When they [social scientists] talk about "society as a whole," "the social context," "globalization," they are drawing a figure with their hands that has never been bigger than an ordinary pumpkin! But the fact is that the problem is the same whether we are talking about Nature, Earth, the Global, Capitalism, or God. Each time, we are presupposing the existence of a superorganism. The passage between connections is immediately replaced by a relation between parts and the Whole, and the latter is said—without much thought—to be necessarily superior to the sum of its parts—whereas it is always necessarily inferior to its parts. Superior does not mean more encompassing; it means more connected. One is never as provincial as when one claims to have a "global view." (p.135, his emphasis)

To interpret this passage, it may help to know that Latour has said that when people talk about "context," they typically make a circle with their hands that starts at the collarbone and ends at the sternum, leading him to think that context is the size and shape of a pumpkin. He also adds a footnote to the end of the paragraph: "There is a confusion between the cartographic globe, which is a way to register as many differences as possible through the simple device of Cartesian coordinates, and the globe of so-called globalization, which is the extension everywhere of as small a set of standard formats as possible" (p.135, footnote 68). That is, Latour is objecting to systematization as a way of simplifying relationships by reducing them to a single manageable frame. He adds in the next paragraph:

Scale is not obtained by successive embeddings of spheres of different sizes—as in the case of Russian dolls—but by the capacity to establish more or less numerous relationships, and especially reciprocal ones. The hard lesson of actor-network theory, according to which there is no reason to confuse a well-connected locality with the utopia of the Globe, holds true for all associations of living beings. (p.136)

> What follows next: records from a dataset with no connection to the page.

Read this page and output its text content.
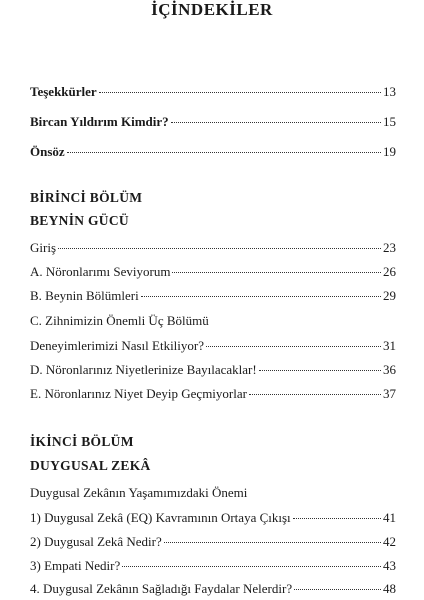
İÇİNDEKİLER
Teşekkürler	13
Bircan Yıldırım Kimdir?	15
Önsöz	19
BİRİNCİ BÖLÜM
BEYNİN GÜCÜ
Giriş	23
A. Nöronlarımı Seviyorum	26
B. Beynin Bölümleri	29
C. Zihnimizin Önemli Üç Bölümü
Deneyimlerimizi Nasıl Etkiliyor?	31
D. Nöronlarınız Niyetlerinize Bayılacaklar!	36
E. Nöronlarınız Niyet Deyip Geçmiyorlar	37
İKİNCİ BÖLÜM
DUYGUSAL ZEKÂ
Duygusal Zekânın Yaşamımızdaki Önemi
1) Duygusal Zekâ (EQ) Kavramının Ortaya Çıkışı	41
2) Duygusal Zekâ Nedir?	42
3) Empati Nedir?	43
4. Duygusal Zekânın Sağladığı Faydalar Nelerdir?	48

This discussion leads Latour (again, as is his wont) to contrast science and religion, which he does through tables: one contrasting two approaches to science and two approaches to religion (p.178) and another that rearranges these columns under the heading of "Natural religions" and "Terrestrialization" (with a science column and a nature column under each) (p.181). (One might suggest that in systematizing science and religion, these tables simplify their relationships by reducing them to a single manageable frame.)

The next lecture is on the end of times. Latour argues here that the certainty of truths from on high is "the exercise of terror" (p.198) and that (quoting Vogelin) the West was the apocalypse for other civilizations (p.205). In trying to determine the date of the Anthropocene, Latour (p.218, footnote 84) embraces a starting date of 1945, not just because that is when we laid down the first radioactive layer from the atom bomb, but also because "it frames exactly the existence of the Baby Boomers." (Latour was born in 1947, and to my knowledge, this is the most Boomer thing he has written.)

And I'm going to wrap things up here. If you've read Latour, especially more recent Latour, I don't think you will encounter many surprises in the second half of the book. He identifies and sharpens differences, then flips and betrays them (as he did with the science-vs-religion tables earlier). He criticizes science and religion in the same terms. He argues that we must carry religion along with us to a new understanding of the world. We must question the distinction between organism and environment and we must emancipate ourselves from the infinite. 

Do you need to pick up this book? No—if you have a casual interest in Latour, I would suggest some of his earlier books, and if you want to understand how Latourean thought can be applied to ecological questions, I would recommend Escobar first. But is it still readable and entertaining? Sure.